Embedded vCLS machines will not deploy in vSphere 8.0 Update 3
search cancel

Embedded vCLS machines will not deploy in vSphere 8.0 Update 3

book

Article ID: 378133

calendar_today

Updated On:

Products

VMware vCenter Server 8.0

Issue/Introduction

  • After updating to/installing vSphere 8.0 Update 3 vCLS virtual machines do not deploy.
  • There are no tasks seen for vCLS deployments on the vSphere Web Client.
  • Entering and exiting Retreat mode option will not deploy new vCLS VMs
  • The ESX Agent Manager log on vCenter does not show any errors (/var/log/vmware/eam/eam.log).
  • The vpxd.log on vCenter will have similar entries to:

    [Originator@6876 sub=MoCluster opID=PodCrxMgr-domain-c1#-19098] Dumping vCLS Pod Crx host infos; domain-c1#, [{[vim.HostSystem:host-1##,esx.example-domain.com]
    [Originator@6876 sub=MoCluster opID=PodCrxMgr-domain-c1#-19098] Completed request from LRO request queue; {VclsPodCrxReconfigure(reason: 'VM power-on timeout on host-1##'), p: 00007f7790199c50, attempt: 1}, e: (null)

  • On the infravisor.log (/var/run/log/infravisor.log) of the offending host you will see the following snippets:

YYYY-MM-DDTHH:MM:SSZ No(5) infravisor[3553587]: time="YYYY-MM-DDTHH:MM:SS.292657Z" level=error msg="Failed to get resource from spec vcls.yaml: failed to decode pod from /etc/vmware/infravisor/manifests/vcls.yaml: ValidatePodCreate failed: [spec.nodeName: Invalid value: \"esx.\": a lowercase RFC 1123 subdomain must consist of lower case alphanumeric characters, '-' or '.', and must start and end with an alphanumeric character (e.g. 'example.com', regex used for validation is '[a-z0-9]([-a-z0-9]*[a-z0-9])?(\\.[a-z0-9]([-a-z0-9]*[a-z0-9])?)*')]"

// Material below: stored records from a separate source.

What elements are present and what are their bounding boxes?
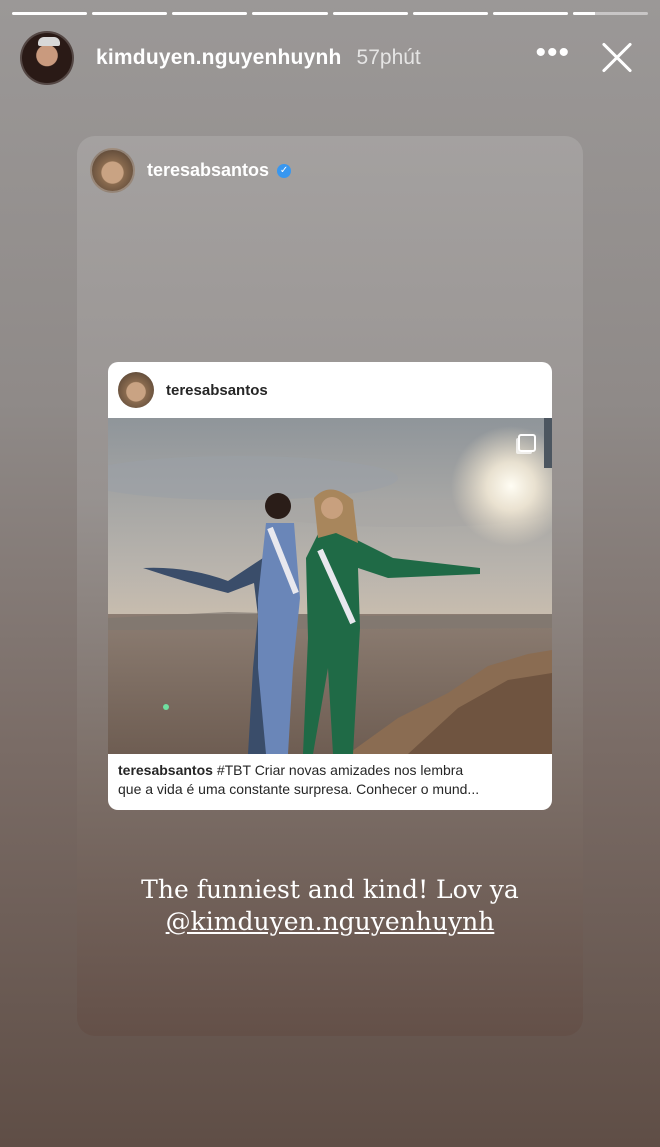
multiple-photos-icon — [518, 434, 536, 452]
story-username[interactable]: kimduyen.nguyenhuynh — [96, 46, 342, 70]
caption-text-line-1: #TBT Criar novas amizades nos lembra — [216, 762, 464, 778]
story-progress-bar — [12, 12, 648, 15]
progress-segment — [332, 12, 408, 15]
progress-segment — [252, 12, 328, 15]
embedded-post[interactable]: teresabsantos teresabsantos #TBT Criar n… — [108, 362, 552, 810]
progress-fill — [12, 12, 88, 15]
story-timestamp: 57phút — [356, 46, 421, 69]
progress-segment — [572, 12, 648, 15]
story-header: kimduyen.nguyenhuynh 57phút ••• — [20, 30, 644, 86]
progress-segment — [172, 12, 248, 15]
story-caption: The funniest and kind! Lov ya @kimduyen.… — [77, 874, 583, 938]
post-username[interactable]: teresabsantos — [166, 382, 268, 399]
progress-segment — [492, 12, 568, 15]
progress-fill — [332, 12, 408, 15]
shared-post-header: teresabsantos ✓ — [90, 148, 292, 193]
story-caption-line: The funniest and kind! Lov ya — [141, 875, 519, 904]
progress-fill — [412, 12, 488, 15]
shared-post-card[interactable]: teresabsantos ✓ teresabsantos teresabsan… — [77, 136, 583, 1036]
post-header: teresabsantos — [108, 362, 552, 418]
progress-segment — [12, 12, 88, 15]
avatar[interactable] — [90, 148, 135, 193]
progress-segment — [412, 12, 488, 15]
progress-fill — [172, 12, 248, 15]
post-caption[interactable]: teresabsantos #TBT Criar novas amizades … — [118, 761, 542, 799]
post-photo[interactable] — [108, 418, 552, 754]
caption-username[interactable]: teresabsantos — [118, 762, 213, 778]
caption-text-line-2: que a vida é uma constante surpresa. Con… — [118, 781, 480, 797]
verified-badge-icon: ✓ — [277, 163, 292, 178]
progress-fill — [92, 12, 168, 15]
avatar[interactable] — [20, 31, 74, 85]
more-dots-icon[interactable]: ••• — [535, 38, 570, 78]
progress-fill — [572, 12, 596, 15]
avatar[interactable] — [118, 372, 154, 408]
progress-fill — [252, 12, 328, 15]
progress-fill — [492, 12, 568, 15]
mention-link[interactable]: @kimduyen.nguyenhuynh — [77, 906, 583, 938]
progress-segment — [92, 12, 168, 15]
close-icon[interactable] — [600, 41, 634, 75]
shared-username[interactable]: teresabsantos — [147, 160, 269, 181]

  • When viewing the hosts (/etc/hosts) file on the offending ESXi you see:

# Do not modify this file directly, please use esxcli.
127.0.0.1       localhost.localdomain localhost
::1             localhost.localdomain localhost
192.#.#.###     esx. esx.example.com

  • Checking hostname using the command hostname in SSH of the ESXi gives an output as follows.

esx.

Environment

VMware vSphere ESXi 8.0 U3

Cause

  • This issue is being caused by an unsupported, invalid hostname. 
  • In the example used in this KB we can see the unsupported entry in the hosts file of the ESXi: 192.#.#.### esx. esx
  • The offending part here is the "." after the first "esx" instance: esx.
  • Other entries that may cause the same issue
    • esx-
      esx.example.com.
      esx.example.com-
      "esx.example.com " (a space at the end can cause this)

Resolution

To rectify this issue, the hostnames of any affected ESXi nodes must be corrected.

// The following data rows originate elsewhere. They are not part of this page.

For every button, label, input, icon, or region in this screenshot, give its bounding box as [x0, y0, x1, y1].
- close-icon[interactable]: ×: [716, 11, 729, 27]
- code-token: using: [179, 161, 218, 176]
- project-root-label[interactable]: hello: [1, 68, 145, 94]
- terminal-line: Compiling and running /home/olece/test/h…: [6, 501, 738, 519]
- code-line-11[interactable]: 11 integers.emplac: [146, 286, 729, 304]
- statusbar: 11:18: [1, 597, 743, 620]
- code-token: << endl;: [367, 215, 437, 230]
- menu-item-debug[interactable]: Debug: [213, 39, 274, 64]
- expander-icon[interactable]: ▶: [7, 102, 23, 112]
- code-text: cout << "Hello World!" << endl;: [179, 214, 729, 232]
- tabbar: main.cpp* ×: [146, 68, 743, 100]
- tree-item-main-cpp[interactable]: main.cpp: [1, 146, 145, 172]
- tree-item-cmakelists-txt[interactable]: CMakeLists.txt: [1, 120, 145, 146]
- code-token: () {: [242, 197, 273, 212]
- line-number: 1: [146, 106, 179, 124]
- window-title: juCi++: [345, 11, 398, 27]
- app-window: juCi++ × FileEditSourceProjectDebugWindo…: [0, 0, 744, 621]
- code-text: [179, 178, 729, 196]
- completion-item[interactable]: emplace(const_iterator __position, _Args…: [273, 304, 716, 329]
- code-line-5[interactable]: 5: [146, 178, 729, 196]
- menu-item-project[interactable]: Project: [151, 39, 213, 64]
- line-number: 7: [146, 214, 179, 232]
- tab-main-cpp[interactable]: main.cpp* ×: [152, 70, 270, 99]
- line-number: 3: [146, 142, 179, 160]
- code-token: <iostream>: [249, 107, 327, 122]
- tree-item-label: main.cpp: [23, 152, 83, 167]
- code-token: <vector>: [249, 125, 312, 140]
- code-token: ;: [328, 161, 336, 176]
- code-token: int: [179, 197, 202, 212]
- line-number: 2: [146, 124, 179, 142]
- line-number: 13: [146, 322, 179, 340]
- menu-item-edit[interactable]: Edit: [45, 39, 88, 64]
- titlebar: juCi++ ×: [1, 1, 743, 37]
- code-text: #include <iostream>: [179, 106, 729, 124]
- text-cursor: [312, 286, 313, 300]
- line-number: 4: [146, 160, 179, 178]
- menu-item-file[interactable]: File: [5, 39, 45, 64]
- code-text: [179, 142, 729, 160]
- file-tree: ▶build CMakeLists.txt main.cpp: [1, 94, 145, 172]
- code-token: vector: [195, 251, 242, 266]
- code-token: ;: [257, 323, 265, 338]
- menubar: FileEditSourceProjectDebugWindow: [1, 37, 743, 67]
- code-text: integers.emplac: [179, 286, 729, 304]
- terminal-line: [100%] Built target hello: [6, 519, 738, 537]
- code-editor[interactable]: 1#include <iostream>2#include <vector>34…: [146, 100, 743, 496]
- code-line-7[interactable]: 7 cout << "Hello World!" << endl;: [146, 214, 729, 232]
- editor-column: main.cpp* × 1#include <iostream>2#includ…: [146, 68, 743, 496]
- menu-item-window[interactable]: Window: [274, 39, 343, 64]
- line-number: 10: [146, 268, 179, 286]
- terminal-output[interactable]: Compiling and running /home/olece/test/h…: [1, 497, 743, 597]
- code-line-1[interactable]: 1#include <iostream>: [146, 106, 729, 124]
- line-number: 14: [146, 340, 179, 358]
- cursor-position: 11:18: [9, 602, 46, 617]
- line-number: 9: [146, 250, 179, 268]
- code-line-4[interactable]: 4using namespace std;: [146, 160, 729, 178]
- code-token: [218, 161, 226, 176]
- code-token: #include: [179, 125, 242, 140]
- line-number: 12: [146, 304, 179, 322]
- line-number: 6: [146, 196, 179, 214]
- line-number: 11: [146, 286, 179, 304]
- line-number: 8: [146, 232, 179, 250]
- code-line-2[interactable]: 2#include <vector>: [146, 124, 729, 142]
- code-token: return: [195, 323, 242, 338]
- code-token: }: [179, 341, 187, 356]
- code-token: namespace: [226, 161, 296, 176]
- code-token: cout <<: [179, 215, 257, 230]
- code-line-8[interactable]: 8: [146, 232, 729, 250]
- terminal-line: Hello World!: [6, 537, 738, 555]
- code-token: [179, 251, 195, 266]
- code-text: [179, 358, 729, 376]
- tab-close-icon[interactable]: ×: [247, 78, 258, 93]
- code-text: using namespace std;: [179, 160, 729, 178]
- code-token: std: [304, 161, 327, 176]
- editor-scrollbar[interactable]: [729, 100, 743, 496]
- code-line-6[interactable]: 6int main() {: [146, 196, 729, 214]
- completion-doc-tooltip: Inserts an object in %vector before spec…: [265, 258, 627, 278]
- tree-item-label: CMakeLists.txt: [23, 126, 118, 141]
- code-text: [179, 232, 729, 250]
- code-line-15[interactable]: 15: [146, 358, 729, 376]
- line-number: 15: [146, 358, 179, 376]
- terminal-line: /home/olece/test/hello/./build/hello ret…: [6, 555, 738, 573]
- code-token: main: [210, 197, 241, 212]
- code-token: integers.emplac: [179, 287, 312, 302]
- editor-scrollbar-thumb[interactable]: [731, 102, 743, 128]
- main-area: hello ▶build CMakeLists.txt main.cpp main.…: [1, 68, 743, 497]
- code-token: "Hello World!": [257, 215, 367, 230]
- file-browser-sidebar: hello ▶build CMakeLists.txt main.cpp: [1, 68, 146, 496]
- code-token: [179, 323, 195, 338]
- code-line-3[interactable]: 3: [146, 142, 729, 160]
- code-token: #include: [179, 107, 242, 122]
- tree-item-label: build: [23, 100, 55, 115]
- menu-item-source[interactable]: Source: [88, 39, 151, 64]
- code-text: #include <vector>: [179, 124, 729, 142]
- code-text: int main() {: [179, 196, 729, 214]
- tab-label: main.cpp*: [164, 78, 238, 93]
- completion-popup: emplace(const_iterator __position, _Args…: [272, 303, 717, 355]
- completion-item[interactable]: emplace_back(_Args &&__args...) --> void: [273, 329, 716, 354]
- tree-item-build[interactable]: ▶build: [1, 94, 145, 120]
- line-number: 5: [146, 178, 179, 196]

1. Enable retreat mode on the cluster as per the KB: KB 316514

2. Put the affected ESXi host into maintenance mode.

3. SSH to the same ESXi and run the following command to change the hostname:

# esxcli system hostname set --host esx --domain example.com

Info: "esx" hereby being the hostname, "example.com" being the domain. This will result in a valid FQDN of "esx.example.com".

4. Verify the hosts file has changed via SSH:

# cat /etc/hosts

# Do not modify this file directly, please use esxcli.
127.0.0.1       localhost.localdomain localhost
::1             localhost.localdomain localhost
192.#.#.###     esx esx.example.com

5. Restart the agents on the ESXi with active maintenance mode:

# services.sh restart

Note: The host can be shown as "not responding" in vCenter for a short period of time while the host re-establishes connection to vCenter.

6. Take the ESXi host out of maintenance mode.

7. If any other host affected, repeat with next host beginning Step 2.

8. If all hosts completed, enable system-managed vCLS again (revert the change made in Step 1).

Additional Information

vSphere 8.0 Update 3 uses "Embedded vCLS" (vCLS 2.0) by default. An overview and more information regarding new "Embedded vCLS" can be found here: https://blogs.vmware.com/cloud-foundation/2024/07/17/embedded-vsphere-cluster-services-overview/

Note: The hostname can also be changed via DCUI.